De Werkwijzer adviseert de werkgever om concrete regels op te stellen voor het gebruik van (verslavende) middelen tijdens het werk, zoals bijvoorbeeld een verbod op het gebruik en het bij zich hebben van alcohol en drugs tijdens het werk. Ook kan de werkgever regels stellen ten aanzien van alcohol- drugsgebruik in de vrije tijd, afhankelijk van de functie van de werknemer. Daarbij wijst de Werkwijzer op het spanningsveld tussen de regels over het gebruik in privétijd en het recht op privacy.

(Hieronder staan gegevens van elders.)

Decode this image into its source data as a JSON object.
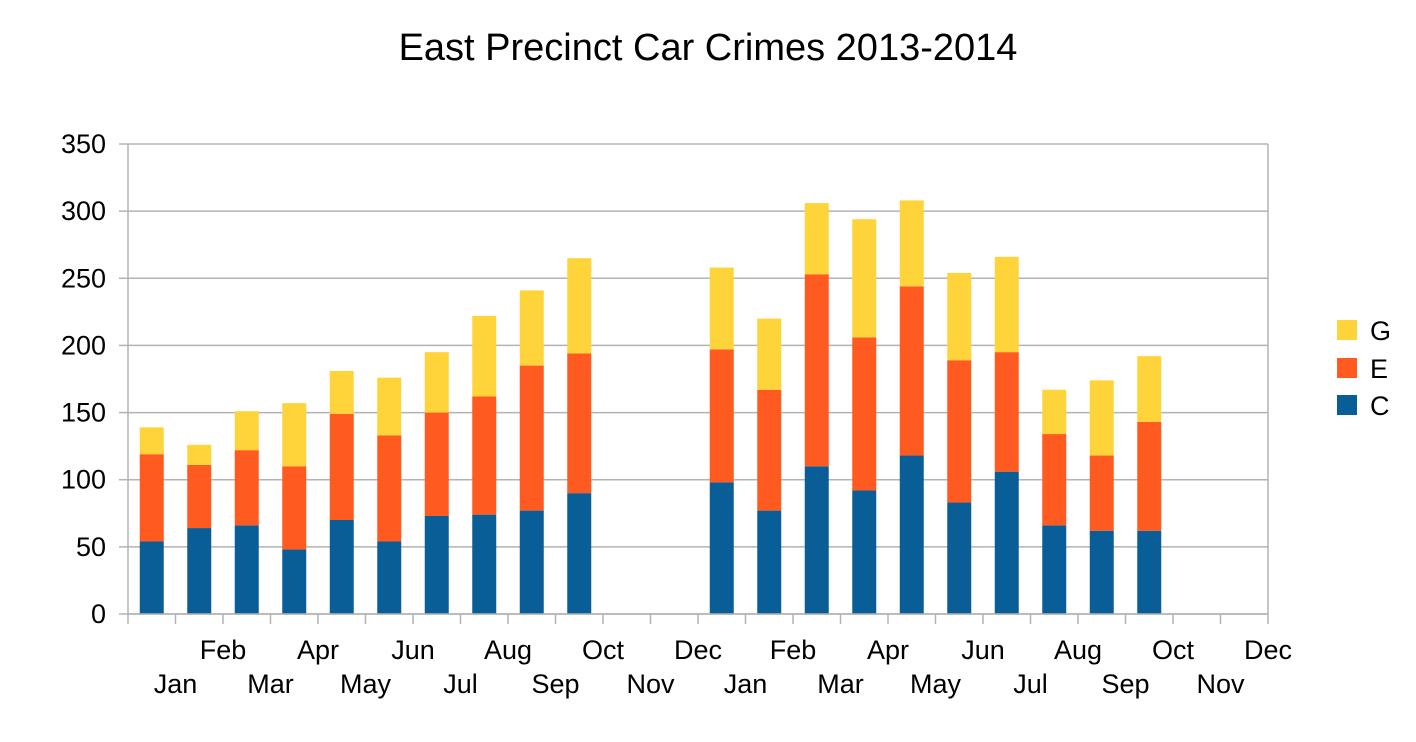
{
  "chart_data": {
    "type": "bar",
    "stacked": true,
    "title": "East Precinct Car Crimes 2013-2014",
    "xlabel": "",
    "ylabel": "",
    "ylim": [
      0,
      350
    ],
    "yticks": [
      0,
      50,
      100,
      150,
      200,
      250,
      300,
      350
    ],
    "grid": true,
    "legend_position": "right",
    "categories": [
      "Jan",
      "Feb",
      "Mar",
      "Apr",
      "May",
      "Jun",
      "Jul",
      "Aug",
      "Sep",
      "Oct",
      "Nov",
      "Dec",
      "Jan",
      "Feb",
      "Mar",
      "Apr",
      "May",
      "Jun",
      "Jul",
      "Aug",
      "Sep",
      "Oct",
      "Nov",
      "Dec"
    ],
    "series": [
      {
        "name": "C",
        "color": "#0a5e97",
        "values": [
          54,
          64,
          66,
          48,
          70,
          54,
          73,
          74,
          77,
          90,
          null,
          null,
          98,
          77,
          110,
          92,
          118,
          83,
          106,
          66,
          62,
          62,
          null,
          null
        ]
      },
      {
        "name": "E",
        "color": "#ff5a1f",
        "values": [
          65,
          47,
          56,
          62,
          79,
          79,
          77,
          88,
          108,
          104,
          null,
          null,
          99,
          90,
          143,
          114,
          126,
          106,
          89,
          68,
          56,
          81,
          null,
          null
        ]
      },
      {
        "name": "G",
        "color": "#ffd43a",
        "values": [
          20,
          15,
          29,
          47,
          32,
          43,
          45,
          60,
          56,
          71,
          null,
          null,
          61,
          53,
          53,
          88,
          64,
          65,
          71,
          33,
          56,
          49,
          null,
          null
        ]
      }
    ],
    "legend_order": [
      "G",
      "E",
      "C"
    ]
  }
}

Art. 7:678 lid 2, onder c, BW bepaalt dat een dringende reden voor ontslag op staande voet aanwezig geacht kan worden wanneer de werknemer zich ‘ondanks waarschuwing overgeeft aan dronkenschap of ander liederlijk gedrag’, maar, zoals gezegd, leidt de aanwezigheid van een in dat artikel genoemde situatie niet automatisch tot het oordeel dat er een dringende reden voor ontslag op staande voet is. De vraag of daarvan sprake is moet worden beoordeeld aan de hand van de omstandigheden van het geval, in onderling verband en samenhang bezien. Dat kan er enerzijds toe leiden dat ondanks het feit dat het alcoholmisbruik is veroorzaakt door een verslaving, toch wordt geoordeeld dat sprake is van een geldig ontslag op staande voet, zoals in het arrest Van D/Nutricia. Anderzijds is een alcoholverslaving een omstandigheid die kan leiden tot het oordeel dat geen sprake is van een dringende reden (Vixia/[…]).